Lehto used the case to criticize any system that pushes officers toward arrest numbers.

He said large cities may have drunk drivers on the road on any given night, but that does not mean a specific officer will always find one during a shift. If an officer feels pressure to produce DUI arrests anyway, that pressure can create dangerous incentives.

The Larger Problem With Incentives
Image Credit: Arizona’s Family (3TV / CBS 5)

“You really shouldn’t have anything that encourages a police officer to look at somebody who blows zeros and has no alcohol in their system and say, ‘Well, I still think you’re impaired,’” Lehto said.

That is where the case becomes bigger than one bride’s ruined honeymoon. It raises a basic question about trust: should the public believe DUI arrests are based on evidence, or on a department culture that rewards certain outcomes?

DUI enforcement is important because impaired drivers can kill people. But that importance cuts both ways. If the public starts to believe officers are making weak or false DUI arrests, it can damage confidence in legitimate enforcement.

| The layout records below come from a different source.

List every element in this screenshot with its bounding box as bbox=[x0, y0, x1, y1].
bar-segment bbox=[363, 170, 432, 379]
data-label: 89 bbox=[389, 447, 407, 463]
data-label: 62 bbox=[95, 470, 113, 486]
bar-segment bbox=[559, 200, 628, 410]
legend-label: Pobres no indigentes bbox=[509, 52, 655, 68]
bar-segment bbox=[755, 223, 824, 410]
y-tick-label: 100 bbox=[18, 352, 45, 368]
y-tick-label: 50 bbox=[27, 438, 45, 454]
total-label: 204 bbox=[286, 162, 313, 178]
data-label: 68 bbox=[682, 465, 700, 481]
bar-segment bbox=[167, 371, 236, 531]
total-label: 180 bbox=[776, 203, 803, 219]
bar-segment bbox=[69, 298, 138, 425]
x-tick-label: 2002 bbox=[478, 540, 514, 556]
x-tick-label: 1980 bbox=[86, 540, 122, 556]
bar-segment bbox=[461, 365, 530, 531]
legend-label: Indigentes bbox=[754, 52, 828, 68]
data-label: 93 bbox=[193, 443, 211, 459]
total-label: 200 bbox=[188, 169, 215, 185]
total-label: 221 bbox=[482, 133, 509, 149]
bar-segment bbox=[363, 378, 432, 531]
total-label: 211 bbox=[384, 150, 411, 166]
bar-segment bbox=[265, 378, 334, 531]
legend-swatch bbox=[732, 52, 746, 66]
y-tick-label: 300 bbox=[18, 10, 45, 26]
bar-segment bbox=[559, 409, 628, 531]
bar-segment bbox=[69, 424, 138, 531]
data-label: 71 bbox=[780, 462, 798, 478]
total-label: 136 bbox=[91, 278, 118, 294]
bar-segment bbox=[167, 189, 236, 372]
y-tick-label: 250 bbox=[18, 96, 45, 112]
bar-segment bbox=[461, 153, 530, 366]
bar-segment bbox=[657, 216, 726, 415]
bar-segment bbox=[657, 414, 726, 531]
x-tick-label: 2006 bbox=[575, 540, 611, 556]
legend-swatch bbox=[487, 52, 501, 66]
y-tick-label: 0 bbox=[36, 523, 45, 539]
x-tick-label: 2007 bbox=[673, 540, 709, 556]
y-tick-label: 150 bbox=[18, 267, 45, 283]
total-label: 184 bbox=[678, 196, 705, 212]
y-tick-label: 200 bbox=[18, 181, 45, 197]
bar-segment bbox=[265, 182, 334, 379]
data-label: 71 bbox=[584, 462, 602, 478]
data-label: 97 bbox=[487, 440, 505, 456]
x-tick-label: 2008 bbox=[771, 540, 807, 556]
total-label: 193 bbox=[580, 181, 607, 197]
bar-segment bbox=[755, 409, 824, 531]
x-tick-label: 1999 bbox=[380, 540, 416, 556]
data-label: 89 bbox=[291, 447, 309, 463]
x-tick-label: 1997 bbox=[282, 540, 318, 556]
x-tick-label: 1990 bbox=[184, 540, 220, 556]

A Bride’s Legal Fight Continues

Longoria’s criminal case may be over, but her lawsuit against the City of Phoenix and the officers involved is still the next major question.

Lehto said the case may settle quietly, as many civil cases do, though he promised to update viewers if more information comes out.

For now, the facts described in the lawsuit and report are hard to ignore: Longoria was arrested the day after her wedding, her breath test showed 0.00, later testing allegedly showed no drugs or alcohol, and the charges were dismissed.

Lehto said the timing made the situation especially awful. She got married one day, then was arrested the next.

A wedding weekend is supposed to begin a new chapter. For Longoria, according to the lawsuit, it became the start of a legal battle over an arrest she says should never have happened.